For about two-thirds of its lean runtime, The Call had me. I was swept up in the tension of the story of an abducted girl (Abigail Breslin) whose guardian angel comes in the form of 911 emergency operator (Halle Berry, with the ugliest hairstyle outside of the 80′s), who tries to help keep her calm and continuously come up with ways to assist the police who are out searching for her, even as the kidnapper becomes more panicked and erratic in his behavior. It’s a cat and mouse game, a well worn but efficient film trope, and for the first hour or so it works well, thanks to a script that manages to eke out some small surprises and a cast that sells the hell out of their roles. I was happy to be along for the ride – until a spectacularly ludicrous final act that manages to squander any goodwill built up until that point in a matter of seconds. The film flatlines so quickly I felt like I had whiplash.
Up until that moment, the film actually has a fair amount going for it. Halle Berry is Jordan, a 911 operator who receives a call from a young girl because of an intruder in her home. Before he kidnaps the girl, he briefly speaks to Jordan before disconnecting the call. The girl is found murdered days later. Six months later, Jordan is no longer an active operator, instead training new recruits. She unwittingly becomes involved in the 911 call of another girl who was abducted from a mall and shoved into the trunk of a car – of the very same man who Jordan heard on the phone six months prior.
Halle Berry is convincing as Jordan (at least until that final act), showing just how stressful this job can be for a person, the pain and uncertainty of not knowing what happens when the line goes dead, and whether you could have changed the outcome. Michael Eklund is truly terrifying as the kidnapper, depicting a man who shows a placidly calm face and good-old-boy charm on the surface, but is a seething mass of rage, tics, and paranoia underneath. As the stakes are raised along the course of the film and his plan starts to crumble around him, you genuinely don’t know what he’ll do to ensure that he doesn’t get caught, and the results can at times be electrifying.

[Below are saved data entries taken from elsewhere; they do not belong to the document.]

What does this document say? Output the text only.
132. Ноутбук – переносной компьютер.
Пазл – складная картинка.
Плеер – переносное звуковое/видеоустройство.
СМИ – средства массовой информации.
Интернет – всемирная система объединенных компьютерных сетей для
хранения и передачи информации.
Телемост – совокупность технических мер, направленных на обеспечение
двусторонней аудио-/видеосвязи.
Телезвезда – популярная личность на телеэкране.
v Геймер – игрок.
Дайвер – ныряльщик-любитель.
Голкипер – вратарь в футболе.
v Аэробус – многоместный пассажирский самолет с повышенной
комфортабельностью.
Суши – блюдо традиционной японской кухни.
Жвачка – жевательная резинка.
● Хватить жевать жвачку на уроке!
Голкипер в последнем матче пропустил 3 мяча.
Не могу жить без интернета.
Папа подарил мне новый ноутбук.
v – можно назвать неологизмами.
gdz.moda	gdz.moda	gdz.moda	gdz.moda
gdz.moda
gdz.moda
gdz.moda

This movie belongs to Abigail Breslin, who deftly moves from child actor to full-fledged actress here. As Casey Wilson, the kidnapped girl at the center of the film, this movie hinges on her performance, and Breslin gives it her all. She allows the audience to feel the sheer terror of someone who is petrified that these are her final moments alive, and it can be truly difficult to watch at times. A moment in which she asks to be able to leave a few words on the recorded 911 conversation for her mother in the event she isn’t recovered alive was gut-wrenching.
And then there is that final twenty minutes. This film goes off the rails so hard that the final shot elicited an audible, unison groan from the audience due to the moment’s sheer ridiculousness (and abrupt smash cut to the credits). What was at times a smart if simple thriller veers into B movie territory, in which characters act stupid and out of character so screenwriters can maneuver what they must have thought would be an epic final confrontation. This is the sort of final act that has people strip down to their tank tops so you can see how bad-ass they are, and abandon common sense so completely that you’re almost rooting for the villain to put them down. It was depressing to witness such a 180 degree turnaround from what had come before it.
If you feel the need to answer The Call this weekend, do so knowing that you are both in for a thriller and a comedy – the first intentional, the other most definitely not what the filmmakers had in mind. Otherwise, let this one go to voicemail.
Cast: Halle Berry, Abigail Breslin, Michael Eklund, Morris Chestnut, David Otunga, Michael Imperioli
Bottom Line: If you’re in the mood for a schizophrenic film experience, see it in theaters. Otherwise, save it for cable or Netflix.
Who Would Like It: Lifetime movie fans, people who don’t mind having the rug pulled out from under them.